The article expresses some of the ideas that have been very influential in
this forum for a long time regarding the erosion of territorially-based
nation-states in the face of electronic commerce. Yet another sign of our
ideas making it into the mainstream.
Also, in a separate Forbes publication, "Forbes ASAP":
Now on newstands, the Forbes ASAP "Big
Issue". 53 of the world's most interesting minds
writing on the future of technology, business and
society.
I'm still working my way through it, but this is a good cross-section of
mainstream thinking on many of the issues with which we are concerned.

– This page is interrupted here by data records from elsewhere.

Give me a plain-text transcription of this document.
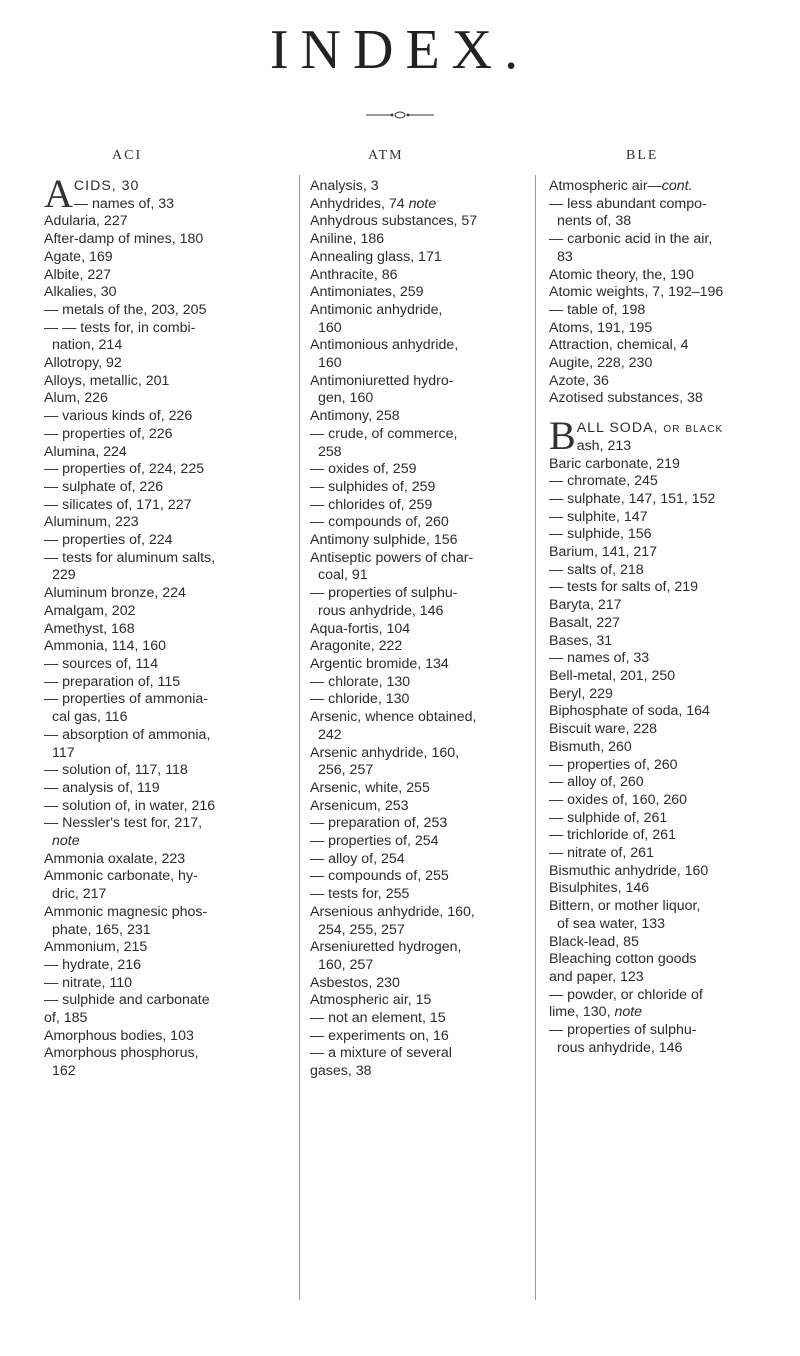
INDEX.
ACI	ATM	BLE
ACIDS, 30
— names of, 33
Adularia, 227
After-damp of mines, 180
Agate, 169
Albite, 227
Alkalies, 30
— metals of the, 203, 205
— — tests for, in combi-
nation, 214
Allotropy, 92
Alloys, metallic, 201
Alum, 226
— various kinds of, 226
— properties of, 226
Alumina, 224
— properties of, 224, 225
— sulphate of, 226
— silicates of, 171, 227
Aluminum, 223
— properties of, 224
— tests for aluminum salts,
229
Aluminum bronze, 224
Amalgam, 202
Amethyst, 168
Ammonia, 114, 160
— sources of, 114
— preparation of, 115
— properties of ammonia-
cal gas, 116
— absorption of ammonia,
117
— solution of, 117, 118
— analysis of, 119
— solution of, in water, 216
— Nessler's test for, 217,
note
Ammonia oxalate, 223
Ammonic carbonate, hy-
dric, 217
Ammonic magnesic phos-
phate, 165, 231
Ammonium, 215
— hydrate, 216
— nitrate, 110
— sulphide and carbonate
of, 185
Amorphous bodies, 103
Amorphous phosphorus,
162
Analysis, 3
Anhydrides, 74 note
Anhydrous substances, 57
Aniline, 186
Annealing glass, 171
Anthracite, 86
Antimoniates, 259
Antimonic anhydride,
160
Antimonious anhydride,
160
Antimoniuretted hydro-
gen, 160
Antimony, 258
— crude, of commerce,
258
— oxides of, 259
— sulphides of, 259
— chlorides of, 259
— compounds of, 260
Antimony sulphide, 156
Antiseptic powers of char-
coal, 91
— properties of sulphu-
rous anhydride, 146
Aqua-fortis, 104
Aragonite, 222
Argentic bromide, 134
— chlorate, 130
— chloride, 130
Arsenic, whence obtained,
242
Arsenic anhydride, 160,
256, 257
Arsenic, white, 255
Arsenicum, 253
— preparation of, 253
— properties of, 254
— alloy of, 254
— compounds of, 255
— tests for, 255
Arsenious anhydride, 160,
254, 255, 257
Arseniuretted hydrogen,
160, 257
Asbestos, 230
Atmospheric air, 15
— not an element, 15
— experiments on, 16
— a mixture of several
gases, 38
Atmospheric air—cont.
— less abundant compo-
nents of, 38
— carbonic acid in the air,
83
Atomic theory, the, 190
Atomic weights, 7, 192–196
— table of, 198
Atoms, 191, 195
Attraction, chemical, 4
Augite, 228, 230
Azote, 36
Azotised substances, 38
BALL SODA, or black
ash, 213
Baric carbonate, 219
— chromate, 245
— sulphate, 147, 151, 152
— sulphite, 147
— sulphide, 156
Barium, 141, 217
— salts of, 218
— tests for salts of, 219
Baryta, 217
Basalt, 227
Bases, 31
— names of, 33
Bell-metal, 201, 250
Beryl, 229
Biphosphate of soda, 164
Biscuit ware, 228
Bismuth, 260
— properties of, 260
— alloy of, 260
— oxides of, 160, 260
— sulphide of, 261
— trichloride of, 261
— nitrate of, 261
Bismuthic anhydride, 160
Bisulphites, 146
Bittern, or mother liquor,
of sea water, 133
Black-lead, 85
Bleaching cotton goods
and paper, 123
— powder, or chloride of
lime, 130, note
— properties of sulphu-
rous anhydride, 146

Greg Burch <GBurch1@aol.com> <burchg@liddellsapp.com>
http://users.aol.com/gburch1 or http://members.aol.com/gburch1
"The iconoclast proves enough when he proves by his blasphemy that this
or that idol is defectively convincing - that at least *one* visitor
to the shrine is left full of doubts. The liberation of the human mind has
been best furthered by gay fellows who heaved dead cats into sanctuaries
and then went roistering down the highways of the world, proving to all
men that doubt, after all, was safe - that the god in the sanctuary was a
fraud. One horse-laugh is worth ten-thousand syllogisms."